What happen to pointers when vectors need more memory and realocate memory?

Short answer: Everything will be fine. Don’t worry about this and get back to work.

Medium answer: Adding elements to or removing them from a vector invalidates all iterators and references/pointers (possibly with the exception of removing from the back). Simple as that. Don’t refer to any old iterators and obtain new ones after such an operation. Example:

std::vector<int> v = get_vector();

int & a = v[6];
int * b = &v[7];
std::vector<int>::iterator c = v.begin();
std::advance(it, 8);

v.resize(100);

Now a, b and c are all invalid: You cannot use a, and you cannot dereference b or c.
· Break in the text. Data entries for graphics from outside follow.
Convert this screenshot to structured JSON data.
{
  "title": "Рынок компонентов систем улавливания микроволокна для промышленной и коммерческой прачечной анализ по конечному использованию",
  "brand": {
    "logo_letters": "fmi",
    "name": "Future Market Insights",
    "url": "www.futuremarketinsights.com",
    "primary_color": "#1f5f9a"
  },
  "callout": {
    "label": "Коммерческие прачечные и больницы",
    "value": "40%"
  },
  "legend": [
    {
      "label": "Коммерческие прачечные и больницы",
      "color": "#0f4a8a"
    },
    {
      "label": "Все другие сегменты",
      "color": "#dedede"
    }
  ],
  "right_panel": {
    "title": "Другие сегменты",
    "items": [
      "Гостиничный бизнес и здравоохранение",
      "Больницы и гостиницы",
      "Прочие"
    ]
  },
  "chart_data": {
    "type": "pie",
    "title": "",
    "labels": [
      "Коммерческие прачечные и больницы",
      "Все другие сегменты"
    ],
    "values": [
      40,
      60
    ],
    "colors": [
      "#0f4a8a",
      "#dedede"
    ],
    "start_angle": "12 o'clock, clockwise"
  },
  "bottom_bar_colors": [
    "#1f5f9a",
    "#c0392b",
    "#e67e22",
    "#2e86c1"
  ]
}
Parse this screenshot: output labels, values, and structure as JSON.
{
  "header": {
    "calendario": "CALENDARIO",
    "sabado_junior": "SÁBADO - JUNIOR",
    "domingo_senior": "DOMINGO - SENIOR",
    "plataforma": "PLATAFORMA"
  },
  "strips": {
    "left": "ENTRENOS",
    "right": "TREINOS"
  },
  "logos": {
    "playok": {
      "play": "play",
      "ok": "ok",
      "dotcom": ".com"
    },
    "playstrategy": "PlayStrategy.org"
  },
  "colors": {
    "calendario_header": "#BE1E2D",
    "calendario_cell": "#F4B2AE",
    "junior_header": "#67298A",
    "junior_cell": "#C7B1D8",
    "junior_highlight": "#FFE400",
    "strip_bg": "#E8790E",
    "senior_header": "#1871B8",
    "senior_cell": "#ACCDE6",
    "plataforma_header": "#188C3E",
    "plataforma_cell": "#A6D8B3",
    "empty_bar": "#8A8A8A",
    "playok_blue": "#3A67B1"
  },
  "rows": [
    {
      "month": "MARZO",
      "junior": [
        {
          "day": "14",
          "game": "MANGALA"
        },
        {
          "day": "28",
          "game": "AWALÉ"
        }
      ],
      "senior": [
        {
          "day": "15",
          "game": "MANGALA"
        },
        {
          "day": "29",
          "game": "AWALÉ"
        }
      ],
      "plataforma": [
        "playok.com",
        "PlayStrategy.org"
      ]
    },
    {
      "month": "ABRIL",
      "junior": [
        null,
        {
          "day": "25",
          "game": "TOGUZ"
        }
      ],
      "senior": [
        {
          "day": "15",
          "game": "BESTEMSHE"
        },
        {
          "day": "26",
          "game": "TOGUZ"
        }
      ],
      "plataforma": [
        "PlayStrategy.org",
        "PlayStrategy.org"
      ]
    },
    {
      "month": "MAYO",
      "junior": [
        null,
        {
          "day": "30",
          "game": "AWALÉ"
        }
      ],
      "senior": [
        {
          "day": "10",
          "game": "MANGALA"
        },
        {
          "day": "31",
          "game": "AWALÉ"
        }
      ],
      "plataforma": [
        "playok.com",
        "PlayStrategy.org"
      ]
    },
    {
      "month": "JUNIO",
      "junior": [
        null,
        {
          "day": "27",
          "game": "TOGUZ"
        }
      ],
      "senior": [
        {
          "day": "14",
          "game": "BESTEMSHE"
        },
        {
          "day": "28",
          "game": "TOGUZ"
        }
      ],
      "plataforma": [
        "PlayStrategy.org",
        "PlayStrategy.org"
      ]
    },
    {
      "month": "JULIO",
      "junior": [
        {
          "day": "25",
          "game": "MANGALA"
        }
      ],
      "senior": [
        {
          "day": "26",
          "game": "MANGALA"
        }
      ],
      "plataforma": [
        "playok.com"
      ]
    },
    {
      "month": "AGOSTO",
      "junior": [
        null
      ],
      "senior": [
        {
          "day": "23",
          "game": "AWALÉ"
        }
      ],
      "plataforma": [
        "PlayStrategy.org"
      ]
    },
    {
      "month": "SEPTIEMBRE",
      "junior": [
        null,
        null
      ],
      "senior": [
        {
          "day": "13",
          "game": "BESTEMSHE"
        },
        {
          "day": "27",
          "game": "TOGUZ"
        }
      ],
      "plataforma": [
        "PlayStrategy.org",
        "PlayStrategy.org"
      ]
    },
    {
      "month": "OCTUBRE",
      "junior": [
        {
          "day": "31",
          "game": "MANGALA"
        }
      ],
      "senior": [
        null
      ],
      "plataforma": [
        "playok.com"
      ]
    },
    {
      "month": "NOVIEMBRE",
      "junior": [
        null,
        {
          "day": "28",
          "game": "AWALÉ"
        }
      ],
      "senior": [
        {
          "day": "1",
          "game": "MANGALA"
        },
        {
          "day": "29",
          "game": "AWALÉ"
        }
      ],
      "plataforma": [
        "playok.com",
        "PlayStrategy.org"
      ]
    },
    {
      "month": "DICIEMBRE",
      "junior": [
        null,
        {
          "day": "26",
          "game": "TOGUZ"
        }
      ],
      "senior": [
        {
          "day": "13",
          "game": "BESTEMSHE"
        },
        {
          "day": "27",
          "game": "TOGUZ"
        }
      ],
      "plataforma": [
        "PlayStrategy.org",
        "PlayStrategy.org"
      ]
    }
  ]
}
Long answer: The vector keeps track of dynamic memory. When the memory is exhausted, it allocates a new, larger chunk elsewhere and copies (or moves) all the old elements over (and then frees up the old memory, destroying the old objects). Memory allocation and deallocation is done by the allocator (typically std::allocator<T>), which in turn usually invokes ::operator new() to fetch memory, which in turn usually calls malloc(). Details may vary and depend on your platform. In any event, any previously held references, pointers or iterators are no longer valid (presumably because they refer to the now-freed memory, though it’s not specified in the standard why they’re invalid).